Frankfurt/Main (dpa) - Die Hoffnungen auf eine Zinssenkung in der Eurozone haben den Dax auch am Dienstag angetrieben. Hinzu kam ein Kursprung bei den Aktien der Deutschen Bank.

Der deutsche Leitindex kletterte um 0,69 Prozent auf 7928 Punkte. Damit deutete sich auf Monatssicht ein Gewinn von etwa anderthalb Prozent an. Für den MDax ging es zuletzt um 0,23 Prozent auf 13 430 Punkte nach oben. Der TecDax jedoch gab um 0,11 Prozent auf 924 Punkte nach. Der EuroStoxx 50 bewegte sich bei einem Stand von 2719 Punkten kaum vom Fleck.

Zuletzt schwache Konjunkturdaten, die Rezession in der Euro-Peripherie sowie eine zurückgehende Inflation könnten die europäischen Notenbanker am Donnerstag dazu bewegen, den Leitzins auf ein Rekordtief von 0,5 Prozent zu reduzieren, schrieb Analyst Gregor Kuhn vom Broker IG in einem Kommentar. Indes sind die deutschen Verbraucher trotz Konjunkturflaute und einer teilweise chaotisch verlaufenen Zypern-Rettung weiter in Kauflaune.

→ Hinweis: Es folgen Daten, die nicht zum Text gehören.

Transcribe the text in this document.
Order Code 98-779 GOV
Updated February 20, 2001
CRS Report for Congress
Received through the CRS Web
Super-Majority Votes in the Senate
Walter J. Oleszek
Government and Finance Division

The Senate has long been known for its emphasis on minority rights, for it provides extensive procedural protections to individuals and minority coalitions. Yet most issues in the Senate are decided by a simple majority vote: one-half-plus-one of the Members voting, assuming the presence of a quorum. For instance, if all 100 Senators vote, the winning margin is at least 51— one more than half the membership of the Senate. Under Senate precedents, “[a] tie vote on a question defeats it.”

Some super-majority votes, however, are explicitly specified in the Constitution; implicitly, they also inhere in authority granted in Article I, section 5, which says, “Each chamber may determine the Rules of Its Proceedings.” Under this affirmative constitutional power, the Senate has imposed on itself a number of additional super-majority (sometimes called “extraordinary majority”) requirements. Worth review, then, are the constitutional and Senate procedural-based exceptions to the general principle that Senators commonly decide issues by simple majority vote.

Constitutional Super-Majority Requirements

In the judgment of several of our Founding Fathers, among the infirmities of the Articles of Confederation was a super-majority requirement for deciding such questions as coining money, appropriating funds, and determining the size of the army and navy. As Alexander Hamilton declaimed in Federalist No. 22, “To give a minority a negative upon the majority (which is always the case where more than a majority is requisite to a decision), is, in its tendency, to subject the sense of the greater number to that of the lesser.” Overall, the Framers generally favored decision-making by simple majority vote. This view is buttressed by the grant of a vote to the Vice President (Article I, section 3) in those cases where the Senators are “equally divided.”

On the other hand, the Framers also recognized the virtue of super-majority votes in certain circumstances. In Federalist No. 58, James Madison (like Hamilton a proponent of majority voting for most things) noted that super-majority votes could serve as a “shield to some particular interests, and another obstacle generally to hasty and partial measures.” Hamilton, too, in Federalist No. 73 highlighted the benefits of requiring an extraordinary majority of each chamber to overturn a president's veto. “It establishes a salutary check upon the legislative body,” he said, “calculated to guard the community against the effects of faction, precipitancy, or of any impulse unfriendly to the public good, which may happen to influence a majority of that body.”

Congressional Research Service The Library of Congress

Ansonsten bewegten vor allem die Bilanzen einiger Dax-Konzerne. "Für Aufsehen sorgt mal wieder die Deutsche Bank", sagte Händlerin Sarah Brylewski vom Broker Gekko Global Markets. Im ersten Quartal stieg der Überschuss der Bank überraschend deutlich. Auch die Befürchtungen einer unzureichenden Kapitalisierung ist die Bank angegangen. In einem beschleunigten Verfahren sammelte sie bei institutionellen Anlegern knapp drei Milliarden Euro ein. Die Analystenreaktionen fielen sehr positiv aus. Die Titel der Deutschen Bank stiegen an der Dax-Spitze um 5,99 Prozent auf 34,87 Euro. Die Zahlen der Deutschen Börse überzeugten ebenfalls. Für die Papiere des Börsenbetreibers ging es um 2,02 Prozent nach oben.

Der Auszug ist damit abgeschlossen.